Professor Lewis earned a bachelor’s in chemistry from Regis College and doctorate in organic chemistry from the University of New Hampshire with a focus on mechanistic studies in carbene and polyurethane chemistry. Her dissertation research explored photolysis of a phenanthrene-based carbene precursor, mechanistic studies of triazinanetriols and difunctional isocyanates using calorimetry, and computational studies exploring the lowest energy pathway for the interconversion of axial-methylcyclohexane to equatorial-methylcyclohexane using semi-empirical levels of theory.
As part of her preparation for teaching at the college level, Professor Lewis completed a cognate in college teaching from the University of New Hampshire and was awarded the Future Faculty Scholarship. She is a member in good standing of the American Chemical Society (Chemical Education and Organic Chemistry divisions), the American Association for the Advancement of Science, the Council on Undergraduate Research, the Midwestern Association of Chemistry Teachers in Liberal Arts Colleges, the Michigan Chemistry College Teachers Association, Sigma Zeta National Science and Mathematics Honor Society (Alpha Eta chapter) and Alpha Chi Sigma professional chemistry fraternity. Professor Lewis is also the Councilor for the Michigan State University Local Section of the American Chemical Society and advisor to The University of Olivet’s undergraduate chapter of the American Chemical Society, Gruen Chemistry Society.

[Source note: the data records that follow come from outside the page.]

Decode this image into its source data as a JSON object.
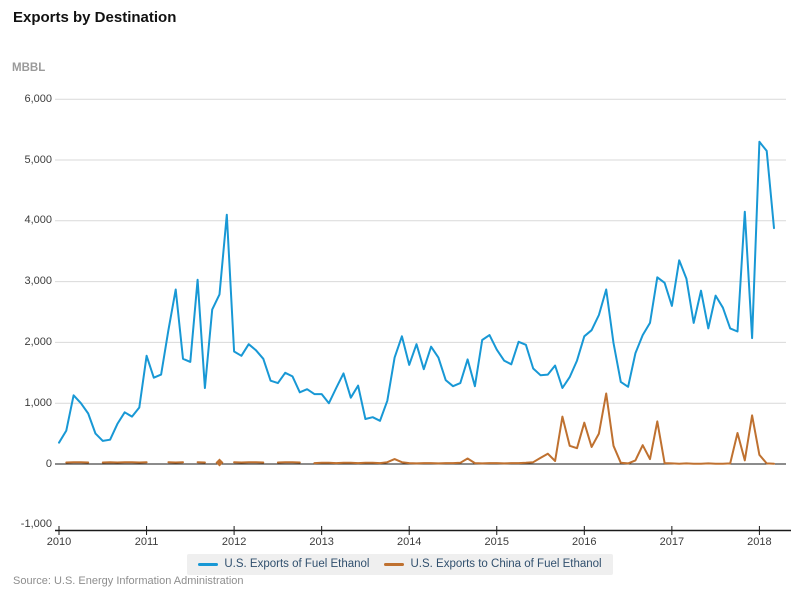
{
  "chart_data": {
    "type": "line",
    "title": "Exports by Destination",
    "ylabel": "MBBL",
    "source": "Source: U.S. Energy Information Administration",
    "x_start": "2010-01",
    "x_freq": "monthly",
    "x_tick_labels": [
      "2010",
      "2011",
      "2012",
      "2013",
      "2014",
      "2015",
      "2016",
      "2017",
      "2018"
    ],
    "ylim": [
      -1000,
      6000
    ],
    "yticks": [
      {
        "value": 6000,
        "label": "6,000"
      },
      {
        "value": 5000,
        "label": "5,000"
      },
      {
        "value": 4000,
        "label": "4,000"
      },
      {
        "value": 3000,
        "label": "3,000"
      },
      {
        "value": 2000,
        "label": "2,000"
      },
      {
        "value": 1000,
        "label": "1,000"
      },
      {
        "value": 0,
        "label": "0"
      },
      {
        "value": -1000,
        "label": "-1,000"
      }
    ],
    "grid": "horizontal",
    "legend_position": "bottom",
    "series": [
      {
        "name": "U.S. Exports of Fuel Ethanol",
        "color": "#1898d5",
        "values": [
          350,
          550,
          1130,
          1000,
          830,
          500,
          380,
          400,
          660,
          850,
          780,
          930,
          1780,
          1420,
          1470,
          2200,
          2870,
          1730,
          1680,
          3030,
          1250,
          2540,
          2790,
          4100,
          1850,
          1780,
          1970,
          1870,
          1730,
          1370,
          1330,
          1500,
          1440,
          1180,
          1230,
          1150,
          1150,
          1000,
          1250,
          1490,
          1090,
          1290,
          740,
          770,
          710,
          1040,
          1750,
          2100,
          1630,
          1970,
          1560,
          1930,
          1750,
          1380,
          1280,
          1330,
          1720,
          1280,
          2040,
          2120,
          1880,
          1700,
          1640,
          2010,
          1960,
          1570,
          1460,
          1470,
          1620,
          1250,
          1430,
          1700,
          2100,
          2200,
          2450,
          2870,
          1990,
          1350,
          1270,
          1820,
          2120,
          2320,
          3070,
          2980,
          2600,
          3350,
          3050,
          2320,
          2850,
          2230,
          2770,
          2570,
          2230,
          2180,
          4150,
          2070,
          5300,
          5150,
          3880
        ]
      },
      {
        "name": "U.S. Exports to China of Fuel Ethanol",
        "color": "#bf7130",
        "values": [
          null,
          25,
          30,
          30,
          25,
          null,
          25,
          30,
          25,
          30,
          30,
          25,
          30,
          null,
          null,
          30,
          25,
          30,
          null,
          30,
          25,
          null,
          25,
          null,
          30,
          25,
          30,
          30,
          25,
          null,
          25,
          30,
          30,
          25,
          null,
          15,
          20,
          20,
          15,
          20,
          20,
          15,
          20,
          20,
          15,
          30,
          80,
          30,
          15,
          10,
          15,
          15,
          10,
          15,
          15,
          20,
          90,
          15,
          10,
          15,
          15,
          10,
          15,
          15,
          20,
          30,
          100,
          170,
          50,
          780,
          300,
          260,
          680,
          280,
          500,
          1160,
          300,
          20,
          10,
          60,
          310,
          80,
          700,
          15,
          10,
          5,
          10,
          5,
          5,
          10,
          5,
          5,
          10,
          510,
          60,
          800,
          150,
          10,
          5
        ]
      }
    ]
  }
}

Professor Lewis is passionate about providing students with the skills to understand course material by improving on the methods she learned as a student and providing an active-learning setting for learning. She understands that learning is a very interactive process and for students to truly learn something, they must understand it and make it their own. By engaging the students in the learning process, she hopes that students will develop the skill set that is needed for learning at higher cognitive levels. Her most important goal is to help students learn chemistry and enjoy it as much as she does.